A year ago, I resolved to spend 2012 praying more and, in my prayers, asking for patience. I have prayed, I have asked, I have received, but not enough. Ask my family, and they may attest that I must not have prayed enough, as my patience often runs thin.
This year has been more than interesting and full of challenges. My father, Newt Gingrich, ran for the Republican nomination. Just one year ago this week, on Dec. 27, 2011, our family of four (me, my husband, Jimmy and our two children) boarded a plane from our home in Atlanta to Des Moines, Iowa, for the caucuses. We were not the only people on the plane in the political arena. Numerous reporters and photographers were also on our flight. My husband and I instructed our children to watch what they said and did lest they inadvertently become news stories.
It was an indication that the year to come would not be normal. There were incredible ups and downs: the negative campaign in Iowa, the cold fight in New Hampshire and the exciting win in South Carolina, where the ballroom was so crowded and hot that sweat was literally dripping off our noses. This was quickly followed by a win in Georgia on Super Tuesday, followed soon afterward by the disappointing defeats in Alabama and Mississippi.
Soon after my father's bid for the nomination ended, my mother, Jackie Gingrich, suffered a series of strokes.
My sister Kathy and I, and our families, rallied around our mother. With help of many friends, might I say angels, my mom moved into a rehabilitation center. With her hard work, and the excellent care provided by the center's staff, she has made incredible progress and was able to spend both Christmas morning and Christmas evening with us.
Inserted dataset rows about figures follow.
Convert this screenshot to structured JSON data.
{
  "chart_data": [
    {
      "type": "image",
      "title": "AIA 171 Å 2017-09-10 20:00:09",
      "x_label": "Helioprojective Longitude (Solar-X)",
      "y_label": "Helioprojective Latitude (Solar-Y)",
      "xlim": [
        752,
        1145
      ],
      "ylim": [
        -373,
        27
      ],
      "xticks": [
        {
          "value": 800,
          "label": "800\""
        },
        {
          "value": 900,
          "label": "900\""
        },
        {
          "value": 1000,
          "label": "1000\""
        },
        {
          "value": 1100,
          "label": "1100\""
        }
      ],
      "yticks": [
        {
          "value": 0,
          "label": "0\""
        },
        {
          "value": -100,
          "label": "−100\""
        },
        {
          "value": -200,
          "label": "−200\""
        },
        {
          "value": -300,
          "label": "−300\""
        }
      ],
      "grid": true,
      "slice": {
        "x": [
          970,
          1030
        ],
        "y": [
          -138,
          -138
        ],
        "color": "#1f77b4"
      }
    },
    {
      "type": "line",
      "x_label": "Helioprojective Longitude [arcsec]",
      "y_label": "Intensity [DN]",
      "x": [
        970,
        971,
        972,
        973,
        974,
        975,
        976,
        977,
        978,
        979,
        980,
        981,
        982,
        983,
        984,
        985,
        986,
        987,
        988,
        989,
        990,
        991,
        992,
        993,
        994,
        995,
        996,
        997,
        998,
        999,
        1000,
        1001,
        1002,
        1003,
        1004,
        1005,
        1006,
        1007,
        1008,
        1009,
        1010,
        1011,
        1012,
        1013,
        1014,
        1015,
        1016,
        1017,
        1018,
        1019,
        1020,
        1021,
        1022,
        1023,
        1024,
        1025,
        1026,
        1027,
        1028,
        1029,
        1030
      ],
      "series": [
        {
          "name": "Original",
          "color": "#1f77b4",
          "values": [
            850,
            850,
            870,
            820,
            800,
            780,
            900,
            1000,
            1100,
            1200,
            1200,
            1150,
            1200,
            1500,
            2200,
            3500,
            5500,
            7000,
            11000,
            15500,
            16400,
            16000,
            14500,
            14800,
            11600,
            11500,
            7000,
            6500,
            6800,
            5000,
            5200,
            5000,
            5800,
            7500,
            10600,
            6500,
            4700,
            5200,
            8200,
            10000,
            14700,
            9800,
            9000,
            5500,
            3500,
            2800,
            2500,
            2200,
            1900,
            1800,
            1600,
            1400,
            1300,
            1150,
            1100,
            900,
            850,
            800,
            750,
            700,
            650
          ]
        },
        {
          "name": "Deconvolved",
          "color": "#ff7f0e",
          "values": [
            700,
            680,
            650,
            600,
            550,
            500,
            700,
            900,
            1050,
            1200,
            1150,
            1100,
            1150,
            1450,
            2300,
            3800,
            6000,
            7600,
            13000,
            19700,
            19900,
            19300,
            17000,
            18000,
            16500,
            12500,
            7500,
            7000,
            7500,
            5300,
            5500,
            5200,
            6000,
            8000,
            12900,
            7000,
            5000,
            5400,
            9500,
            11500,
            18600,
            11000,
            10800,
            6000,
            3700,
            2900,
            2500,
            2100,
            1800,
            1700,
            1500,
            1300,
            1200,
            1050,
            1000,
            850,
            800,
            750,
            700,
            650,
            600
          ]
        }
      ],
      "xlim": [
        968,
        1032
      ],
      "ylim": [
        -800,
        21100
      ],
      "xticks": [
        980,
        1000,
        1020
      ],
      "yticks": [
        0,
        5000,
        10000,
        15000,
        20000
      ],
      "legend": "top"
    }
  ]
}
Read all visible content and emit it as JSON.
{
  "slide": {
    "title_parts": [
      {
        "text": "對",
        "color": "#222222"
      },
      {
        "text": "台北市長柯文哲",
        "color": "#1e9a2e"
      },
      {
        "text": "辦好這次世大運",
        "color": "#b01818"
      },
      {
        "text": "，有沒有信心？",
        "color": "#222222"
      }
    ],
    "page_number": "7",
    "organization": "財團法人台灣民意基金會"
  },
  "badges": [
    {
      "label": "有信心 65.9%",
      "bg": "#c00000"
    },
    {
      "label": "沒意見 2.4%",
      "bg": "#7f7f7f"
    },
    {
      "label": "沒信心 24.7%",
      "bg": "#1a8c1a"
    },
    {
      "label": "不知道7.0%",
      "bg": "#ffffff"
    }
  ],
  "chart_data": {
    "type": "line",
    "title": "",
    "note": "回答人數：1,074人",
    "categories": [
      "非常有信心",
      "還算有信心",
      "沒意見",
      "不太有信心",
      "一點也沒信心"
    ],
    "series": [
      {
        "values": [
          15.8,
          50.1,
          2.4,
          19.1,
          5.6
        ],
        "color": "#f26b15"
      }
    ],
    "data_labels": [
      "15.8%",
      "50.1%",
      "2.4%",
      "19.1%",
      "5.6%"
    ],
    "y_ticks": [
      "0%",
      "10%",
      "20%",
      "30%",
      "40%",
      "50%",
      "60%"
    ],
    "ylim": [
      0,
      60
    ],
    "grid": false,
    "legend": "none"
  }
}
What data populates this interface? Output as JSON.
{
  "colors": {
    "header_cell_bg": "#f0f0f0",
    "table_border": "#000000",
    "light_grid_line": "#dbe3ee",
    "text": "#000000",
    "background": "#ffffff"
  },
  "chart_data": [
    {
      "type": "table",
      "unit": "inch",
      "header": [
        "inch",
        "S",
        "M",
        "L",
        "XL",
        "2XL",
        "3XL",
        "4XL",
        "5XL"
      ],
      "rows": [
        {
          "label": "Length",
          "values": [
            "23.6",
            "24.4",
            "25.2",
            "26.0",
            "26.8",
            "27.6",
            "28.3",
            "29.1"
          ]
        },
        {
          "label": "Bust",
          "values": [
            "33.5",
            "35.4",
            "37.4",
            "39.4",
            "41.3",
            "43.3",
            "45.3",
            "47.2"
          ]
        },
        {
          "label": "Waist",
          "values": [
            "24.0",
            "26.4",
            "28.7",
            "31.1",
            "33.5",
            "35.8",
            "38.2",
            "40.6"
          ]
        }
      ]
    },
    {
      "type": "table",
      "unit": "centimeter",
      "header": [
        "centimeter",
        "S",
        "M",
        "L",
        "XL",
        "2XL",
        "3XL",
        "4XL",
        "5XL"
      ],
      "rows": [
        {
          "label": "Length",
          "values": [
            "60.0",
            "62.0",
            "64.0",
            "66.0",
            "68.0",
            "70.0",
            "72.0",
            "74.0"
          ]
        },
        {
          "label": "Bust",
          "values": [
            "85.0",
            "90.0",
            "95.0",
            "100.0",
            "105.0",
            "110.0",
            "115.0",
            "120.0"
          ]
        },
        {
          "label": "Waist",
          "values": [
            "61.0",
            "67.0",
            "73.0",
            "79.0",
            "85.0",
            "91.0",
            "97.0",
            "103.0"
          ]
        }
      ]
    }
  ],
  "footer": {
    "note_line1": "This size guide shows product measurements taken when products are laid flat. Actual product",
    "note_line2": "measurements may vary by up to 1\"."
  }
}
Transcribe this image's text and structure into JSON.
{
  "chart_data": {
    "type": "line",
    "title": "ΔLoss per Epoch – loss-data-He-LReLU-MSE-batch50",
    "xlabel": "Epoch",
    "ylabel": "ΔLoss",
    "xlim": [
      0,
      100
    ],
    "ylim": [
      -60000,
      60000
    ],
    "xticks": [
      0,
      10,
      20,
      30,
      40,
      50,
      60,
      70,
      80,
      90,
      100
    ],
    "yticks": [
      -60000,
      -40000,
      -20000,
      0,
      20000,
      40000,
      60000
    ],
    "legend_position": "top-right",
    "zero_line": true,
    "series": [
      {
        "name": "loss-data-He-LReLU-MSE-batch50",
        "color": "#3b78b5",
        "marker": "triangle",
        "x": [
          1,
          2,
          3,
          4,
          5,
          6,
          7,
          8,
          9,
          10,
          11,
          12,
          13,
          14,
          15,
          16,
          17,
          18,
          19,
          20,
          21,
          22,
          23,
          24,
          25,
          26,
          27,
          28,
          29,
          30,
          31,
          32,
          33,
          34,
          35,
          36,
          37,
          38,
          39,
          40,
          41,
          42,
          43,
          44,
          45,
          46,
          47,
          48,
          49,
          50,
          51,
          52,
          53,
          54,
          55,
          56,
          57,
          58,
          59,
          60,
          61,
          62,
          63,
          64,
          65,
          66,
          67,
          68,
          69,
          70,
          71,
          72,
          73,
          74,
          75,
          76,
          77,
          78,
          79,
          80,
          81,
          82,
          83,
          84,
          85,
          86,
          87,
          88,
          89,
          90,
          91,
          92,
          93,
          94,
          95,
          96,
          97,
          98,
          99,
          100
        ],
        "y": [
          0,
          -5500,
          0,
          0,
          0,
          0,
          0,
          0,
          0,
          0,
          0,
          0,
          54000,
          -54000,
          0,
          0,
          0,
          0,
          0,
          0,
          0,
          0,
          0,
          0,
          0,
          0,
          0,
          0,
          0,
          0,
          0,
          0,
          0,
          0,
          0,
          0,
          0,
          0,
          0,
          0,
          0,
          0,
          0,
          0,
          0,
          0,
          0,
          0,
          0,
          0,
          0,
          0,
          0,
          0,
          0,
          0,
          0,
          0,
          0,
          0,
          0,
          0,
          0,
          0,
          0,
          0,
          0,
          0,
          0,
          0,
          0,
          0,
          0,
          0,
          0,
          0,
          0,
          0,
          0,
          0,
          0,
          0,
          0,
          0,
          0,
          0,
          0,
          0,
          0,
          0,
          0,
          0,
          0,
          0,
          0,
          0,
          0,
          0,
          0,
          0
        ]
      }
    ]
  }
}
The roller coaster of life has been in high gear, with numerous ups and downs.
It's been hard for me to take in everything that has happened, to process, and to determine what it all means. It's all at once overwhelming and unimaginable. I'm so thankful this year for my husband, Jimmy, who has been my anchor, and for our children, who remind me daily of what is most important in life.
I am going to spend this week, between Christmas and New Year's, not in looking back, or in forcing myself forward, but in the moment. In watching our new puppy bound around, in watching my mother's face light up as the puppy licks her face, in being a bit more gracious, not only with others, but also with myself. Enjoying spending time with family and friends. Trying to remember that not everything can be done in a day, not even if I try with all my might!
If it's been a long year for you, as well, take time to rest, relax and recover from the year at hand, and get ready for the New Year to come.